After the museum, we stopped for a gelato—pistacchio—at a shop inside the university. After mostly eating low-cal frozen yogurt, gelato is amazingly rich and yummy. Of course, the downside is that you need to walk many a mile afterwards to get rid of the extra calories. We were briefly tempted by the Due Torri (two towers), as the taller one lets you climb to the top. But it’s something like 500 steps, and we decided to spare our knees the stress. The smaller tower is closed to tourists, as it has a distinct and visible lean: 3.2 m (about 10 feet).

Our last museum stop of the day was the medieval museum, which has a ton of cool stuff, including both homegrown artifacts and stuff imported from as far away as China and Japan. No standouts, but there’s a good collection of Italian arms and armor from the Renaissance period for sword nuts like me.

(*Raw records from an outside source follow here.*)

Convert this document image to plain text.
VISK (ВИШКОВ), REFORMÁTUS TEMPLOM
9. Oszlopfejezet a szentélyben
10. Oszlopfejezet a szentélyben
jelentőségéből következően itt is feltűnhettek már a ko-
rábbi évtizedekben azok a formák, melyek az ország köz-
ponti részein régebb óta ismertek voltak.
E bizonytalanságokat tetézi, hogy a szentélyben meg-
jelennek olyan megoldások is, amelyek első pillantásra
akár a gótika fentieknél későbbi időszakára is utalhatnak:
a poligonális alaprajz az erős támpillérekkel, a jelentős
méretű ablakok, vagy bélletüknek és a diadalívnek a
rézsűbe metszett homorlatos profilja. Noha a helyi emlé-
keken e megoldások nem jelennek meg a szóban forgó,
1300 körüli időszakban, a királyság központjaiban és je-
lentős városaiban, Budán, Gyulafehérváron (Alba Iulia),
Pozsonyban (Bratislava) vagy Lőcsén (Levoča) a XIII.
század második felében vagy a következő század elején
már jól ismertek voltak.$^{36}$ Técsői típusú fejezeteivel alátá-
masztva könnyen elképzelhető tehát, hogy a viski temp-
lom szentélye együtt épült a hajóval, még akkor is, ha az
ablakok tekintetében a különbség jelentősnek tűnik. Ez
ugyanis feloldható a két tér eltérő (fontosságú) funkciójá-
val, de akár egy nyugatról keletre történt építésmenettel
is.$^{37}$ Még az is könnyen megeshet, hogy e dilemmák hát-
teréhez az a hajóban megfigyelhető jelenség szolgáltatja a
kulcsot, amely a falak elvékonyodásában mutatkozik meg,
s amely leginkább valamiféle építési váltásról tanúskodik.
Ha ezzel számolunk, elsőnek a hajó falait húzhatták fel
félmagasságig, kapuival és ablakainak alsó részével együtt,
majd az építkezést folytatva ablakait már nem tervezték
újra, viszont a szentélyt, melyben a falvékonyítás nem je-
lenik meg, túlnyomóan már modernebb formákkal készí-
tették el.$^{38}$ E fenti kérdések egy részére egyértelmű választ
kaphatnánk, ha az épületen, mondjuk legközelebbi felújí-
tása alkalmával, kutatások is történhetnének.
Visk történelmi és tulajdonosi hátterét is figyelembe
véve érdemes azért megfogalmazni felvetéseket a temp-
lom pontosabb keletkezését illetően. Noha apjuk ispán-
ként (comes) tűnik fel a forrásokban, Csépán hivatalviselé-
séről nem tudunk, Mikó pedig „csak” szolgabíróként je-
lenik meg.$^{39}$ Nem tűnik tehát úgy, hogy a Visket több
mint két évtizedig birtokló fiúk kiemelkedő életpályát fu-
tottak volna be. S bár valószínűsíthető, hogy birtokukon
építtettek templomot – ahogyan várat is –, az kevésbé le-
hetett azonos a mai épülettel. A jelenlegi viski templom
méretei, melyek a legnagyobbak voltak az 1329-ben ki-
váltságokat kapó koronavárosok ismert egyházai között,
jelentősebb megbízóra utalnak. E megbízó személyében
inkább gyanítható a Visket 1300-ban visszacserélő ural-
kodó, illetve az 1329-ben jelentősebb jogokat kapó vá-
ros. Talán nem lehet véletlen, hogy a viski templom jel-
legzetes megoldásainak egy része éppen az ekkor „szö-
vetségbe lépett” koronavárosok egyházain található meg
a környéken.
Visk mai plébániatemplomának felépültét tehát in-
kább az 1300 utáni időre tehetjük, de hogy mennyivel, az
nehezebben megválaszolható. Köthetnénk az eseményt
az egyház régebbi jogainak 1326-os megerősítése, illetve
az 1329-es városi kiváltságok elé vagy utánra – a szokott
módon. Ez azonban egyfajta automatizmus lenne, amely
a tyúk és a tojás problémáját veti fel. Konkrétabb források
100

We headed home for a pre-dinner nap, then headed out to Biagi, the restaurant our host had recommended. Unfortunately, it was closed, so we foraged along the way back home. Our choice was Il Roscio, which was a vegan-friendly place that featured organic foods from local suppliers—which appealed to our social conscience, plus the menu looked good. We weren’t hugely hungry, so we decided to order two courses and split them. Beer was Senatrice (a tasty saison ale), which is produced by a local organic farm. We had gnochetti (the menu claimed cabbage filling but seemed more like leek) with carrot coulis for our first course, and it was lovely. For our second course, we had roast coniglio (rabbit), which (surprise!) tasted a lot like chicken, though with a richer and more complex flavor. It was nice and tender, with a hint of lemon. We ordered it with a side (contorno) of market veggies: roast broccoli, leeks, and potatoes stained black with black olives. Yum! Good local bread, fresh and chewy, to soak up the gravy and oil/vinegar. Finished off with a vegan tiramisu; though not as good as the non-vegan kind, it was a nice way to end the meal. Plus, of course, a decaff espresso, and since I was trying to be a good tourist, I didn’t order it with milk. (Italians only have milk in their coffee at breakfast.)

Tomorrow’s plan: Off to Ravenna to see why it’s a UNESCO world heritage site.